Tentar entender tais fenômenos analisando também a obra de Kardec então se faz necessário - isto não é abraçar tudo o que o autor francês do século 19 escreveu, mesmo porque devem haver pontos obsoletos em seus argumentos e limitações de sua época e cultura local. Mas vale notar que o estudioso francês, diferente de supostos médiuns reverenciados no espiritismo brasileiro, buscou construir conhecimento e por isto esforçou-se em seguir regras da ciência de seu tempo e manteve a postura filosófica de suspender pré suposições (de modo similar às propostas de Platão e da fenomenologia de Husserl), de dialogar com equidade (ainda que com as limitações de sua cultura e época) e de analisar criticamente conteúdos da espiritualidade (diferente da aceitação sem questionamentos das obras de médiuns). Por outro lado os romances espíritas posteriores ao espiritismo do séc 19, bem como as palestras de centros espíritas brasileiros, não possuem essa preocupação nem esse rigor, pois são elementos constituintes de uma religião, diferentemente da obra de Kardec. As religiões devem ser respeitadas, mas são opções de modo de vida das pessoas e não devem ser impostas sobre indivíduos e grupos que pensem de modo diferente. Já, analisar os estudos de Kardec sobre fenômenos espirituais, se trata somente de incluir as observações do estudioso como possibilidades na construção de conhecimento - um conhecimento que respeite os relatos sobre experiências humanas. Afinal as ciências humanas não devem desconsiderar relatos humanos só porque eles parecem "místicos" ou "míticos" e a construção de conhecimento é anterior à ciência moderna que começou misturada com a filosofia na renascença italiana com o questionamento da igreja e floresceu no século 19 após o iluminismo europeu, com o surgimento do positivismo e a cunhagem do termo cientista. Isto porque a construção de conhecimento, ou epistemologia, é filosófica: não é meramente ocidental (europeia e estadunidense) nem deve ser separada da ética e portanto, deve ser mantida junta desta, para que tenha universalidade.
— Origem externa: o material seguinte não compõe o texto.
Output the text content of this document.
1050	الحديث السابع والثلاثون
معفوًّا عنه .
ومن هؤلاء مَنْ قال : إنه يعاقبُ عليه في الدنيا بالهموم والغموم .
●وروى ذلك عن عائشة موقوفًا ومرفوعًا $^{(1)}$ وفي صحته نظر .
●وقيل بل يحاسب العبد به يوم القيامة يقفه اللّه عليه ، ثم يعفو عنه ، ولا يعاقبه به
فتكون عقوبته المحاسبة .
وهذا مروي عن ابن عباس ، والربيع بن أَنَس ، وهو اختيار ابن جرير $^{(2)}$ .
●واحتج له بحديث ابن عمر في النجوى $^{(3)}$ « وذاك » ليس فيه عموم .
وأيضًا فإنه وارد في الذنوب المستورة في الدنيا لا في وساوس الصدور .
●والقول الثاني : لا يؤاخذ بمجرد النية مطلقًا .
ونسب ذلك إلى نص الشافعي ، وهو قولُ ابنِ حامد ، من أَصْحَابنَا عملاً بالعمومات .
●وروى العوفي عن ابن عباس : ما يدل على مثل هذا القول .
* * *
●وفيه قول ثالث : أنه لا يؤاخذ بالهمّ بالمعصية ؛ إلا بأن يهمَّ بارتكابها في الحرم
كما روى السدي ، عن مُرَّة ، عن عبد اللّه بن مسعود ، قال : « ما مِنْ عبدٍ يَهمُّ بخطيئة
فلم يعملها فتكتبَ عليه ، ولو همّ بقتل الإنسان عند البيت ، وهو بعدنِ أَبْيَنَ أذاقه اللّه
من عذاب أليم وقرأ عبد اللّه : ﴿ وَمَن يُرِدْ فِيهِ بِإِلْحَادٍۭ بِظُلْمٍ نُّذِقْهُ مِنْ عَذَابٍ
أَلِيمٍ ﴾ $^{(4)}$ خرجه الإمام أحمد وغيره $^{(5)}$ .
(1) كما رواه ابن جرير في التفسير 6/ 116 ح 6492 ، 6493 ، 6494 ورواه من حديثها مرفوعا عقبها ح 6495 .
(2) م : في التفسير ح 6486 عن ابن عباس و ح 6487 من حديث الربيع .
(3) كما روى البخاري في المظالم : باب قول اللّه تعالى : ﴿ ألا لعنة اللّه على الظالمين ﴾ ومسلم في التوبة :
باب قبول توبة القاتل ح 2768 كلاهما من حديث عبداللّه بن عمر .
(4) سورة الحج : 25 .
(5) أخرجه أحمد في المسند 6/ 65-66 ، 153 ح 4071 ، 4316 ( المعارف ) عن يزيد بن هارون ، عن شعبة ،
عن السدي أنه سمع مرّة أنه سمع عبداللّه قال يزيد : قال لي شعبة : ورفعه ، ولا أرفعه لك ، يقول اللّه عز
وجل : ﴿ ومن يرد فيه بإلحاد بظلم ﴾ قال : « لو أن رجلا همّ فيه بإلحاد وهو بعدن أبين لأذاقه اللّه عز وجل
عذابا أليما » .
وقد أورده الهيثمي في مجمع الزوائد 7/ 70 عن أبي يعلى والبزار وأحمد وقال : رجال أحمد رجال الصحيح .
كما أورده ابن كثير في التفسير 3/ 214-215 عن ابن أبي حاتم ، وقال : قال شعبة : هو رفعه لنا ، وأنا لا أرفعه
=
Por estas razões, em alguns próximos textos trarei tais análises...
*Claro que poderíamos questionar se faz sentido chamar corpos formados por sub partículas e campos eletromagnéticos de matéria ou questionar se a realidade não é mais do que meramente tridimensional, mas a maioria das pessoas desconhece tais fatos e tantos outros devem fingir que não há uma "quadrimensionalidade" provada pela matemática desde a virada do século 19 ao 20. Não, eu não sei exatamente o que é ou como seria isso - o tempo é a quarta dimensão? Ou o tempo é uno em uma curvatura com o espaço e há uma quarta dimensão além? A ciência reducionista parece ter separado a descoberta matemática da física neste caso, mas é possível que a quadrimensionalidade seja explicável e compreensível via um raciocínio filosófico... e não empiricamente/ corporalmente.